Wir laufen vorbei an der Kuh Manuela. Sie verbrachte vier Jahre in einem Labor und war die meiste Zeit angebunden. Täglich entnahm man ihr zu Forschungszwecken aus dem geöffneten Bauchraum den Panseninhalt.
Oder Samuell: Der kleine Stier wurde 13 Monate in der Garage eines Restaurantbesitzers gemästet und sollte geschlachtet werden. Zum Glück fanden ihn Tierschützer und kauften ihn frei. Trotz ihrer erdrückenden Geschichten ist keins der Tiere aggressiv. Lieke futtert ein paar mitgebrachte Apfelstücken von uns, dann streunt sie weiter. „Wir lassen sie in Ruhe. Sie dürfen alles, was in ihrem vorherigen Leben nicht erlaubt war“, sagt Jan Gerdes. Fazit: „Meiner“ Paten-Kuh geht es gut Jan Gerdes hat dafür gesorgt, dass der Hof in eine gemeinnützige Stiftung umgewandelt wurde. Das Vermögen darf nur für den Tierschutz verwendet werden.

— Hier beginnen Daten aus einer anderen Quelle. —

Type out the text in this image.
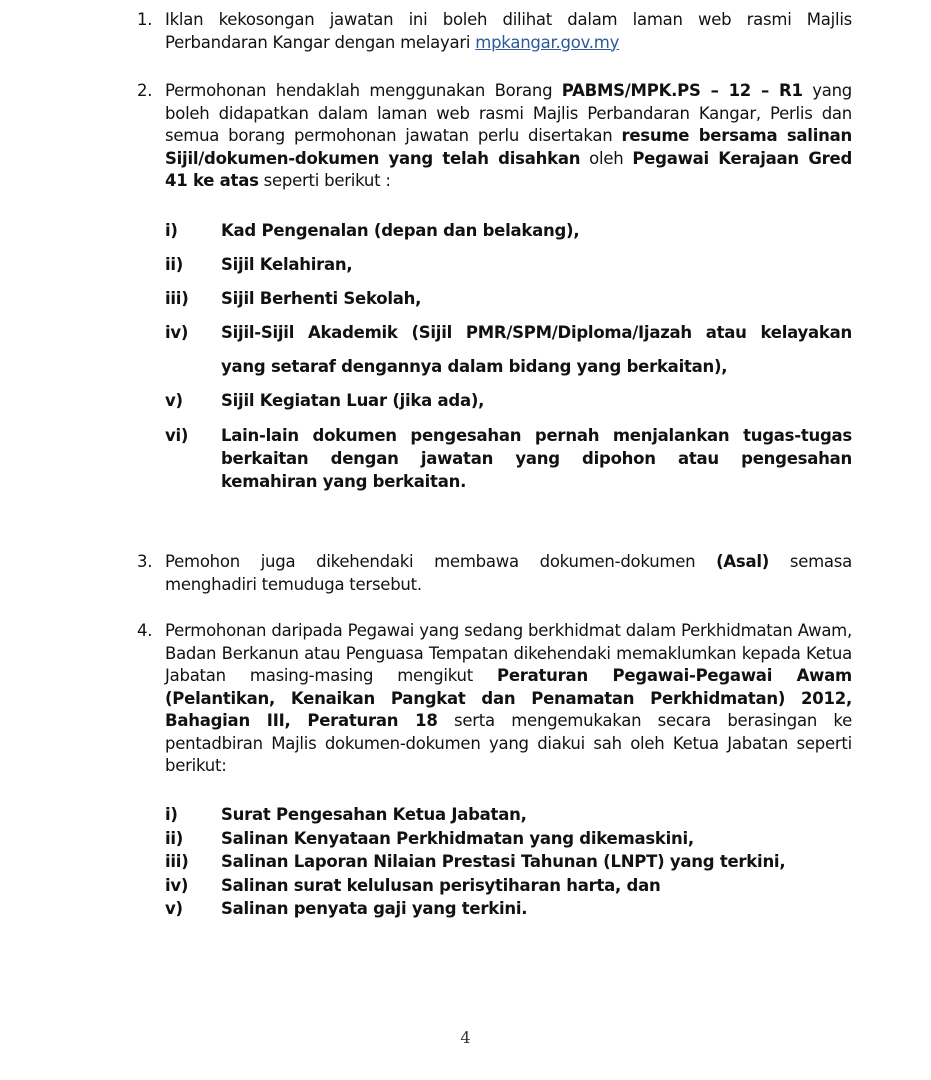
1. Iklan kekosongan jawatan ini boleh dilihat dalam laman web rasmi Majlis Perbandaran Kangar dengan melayari mpkangar.gov.my
2. Permohonan hendaklah menggunakan Borang PABMS/MPK.PS – 12 – R1 yang boleh didapatkan dalam laman web rasmi Majlis Perbandaran Kangar, Perlis dan semua borang permohonan jawatan perlu disertakan resume bersama salinan Sijil/dokumen-dokumen yang telah disahkan oleh Pegawai Kerajaan Gred 41 ke atas seperti berikut :
i)	Kad Pengenalan (depan dan belakang),
ii)	Sijil Kelahiran,
iii)	Sijil Berhenti Sekolah,
iv)	Sijil-Sijil Akademik (Sijil PMR/SPM/Diploma/Ijazah atau kelayakan yang setaraf dengannya dalam bidang yang berkaitan),
v)	Sijil Kegiatan Luar (jika ada),
vi)	Lain-lain dokumen pengesahan pernah menjalankan tugas-tugas berkaitan dengan jawatan yang dipohon atau pengesahan kemahiran yang berkaitan.
3. Pemohon juga dikehendaki membawa dokumen-dokumen (Asal) semasa menghadiri temuduga tersebut.
4. Permohonan daripada Pegawai yang sedang berkhidmat dalam Perkhidmatan Awam, Badan Berkanun atau Penguasa Tempatan dikehendaki memaklumkan kepada Ketua Jabatan masing-masing mengikut Peraturan Pegawai-Pegawai Awam (Pelantikan, Kenaikan Pangkat dan Penamatan Perkhidmatan) 2012, Bahagian III, Peraturan 18 serta mengemukakan secara berasingan ke pentadbiran Majlis dokumen-dokumen yang diakui sah oleh Ketua Jabatan seperti berikut:
i)	Surat Pengesahan Ketua Jabatan,
ii)	Salinan Kenyataan Perkhidmatan yang dikemaskini,
iii)	Salinan Laporan Nilaian Prestasi Tahunan (LNPT) yang terkini,
iv)	Salinan surat kelulusan perisytiharan harta, dan
v)	Salinan penyata gaji yang terkini.
4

„Meiner Ansicht nach sollte die gesamte Tierhaltung abgeschafft werden. Es werden immer mehr Menschen, die kaum Fleisch essen. Auch die Landwirtschaft muss sich wandeln. Die Debatte, ob ein Schwein statt 1,5 dann 2 Quadratmeter hat, beeinflusst das Tierwohl nicht. Mastschweine werden nach sechs, sieben Monaten geschlachtet. Mastbullen nach 18 bis 20 Monaten. Das ist kein Leben“, sagt er.
Der Kuhstall ist eine offene Halle, der Boden dick mit Strohmehl bedeckt. An den Wänden hängen Bürsten, die automatisch anspringen, wenn die Kuh sich daran reibt. Die Tiere können selbst wählen, ob sie drinnen oder draußen sein wollen. Lieke hat es gut hier.
„Auf Butenland leben wir in einer heilen Welt. Wir wissen natürlich, dass es draußen ganz anders abläuft. Aber wir sind froh, ein paar Tiere retten zu können“, sagt Jaqueline.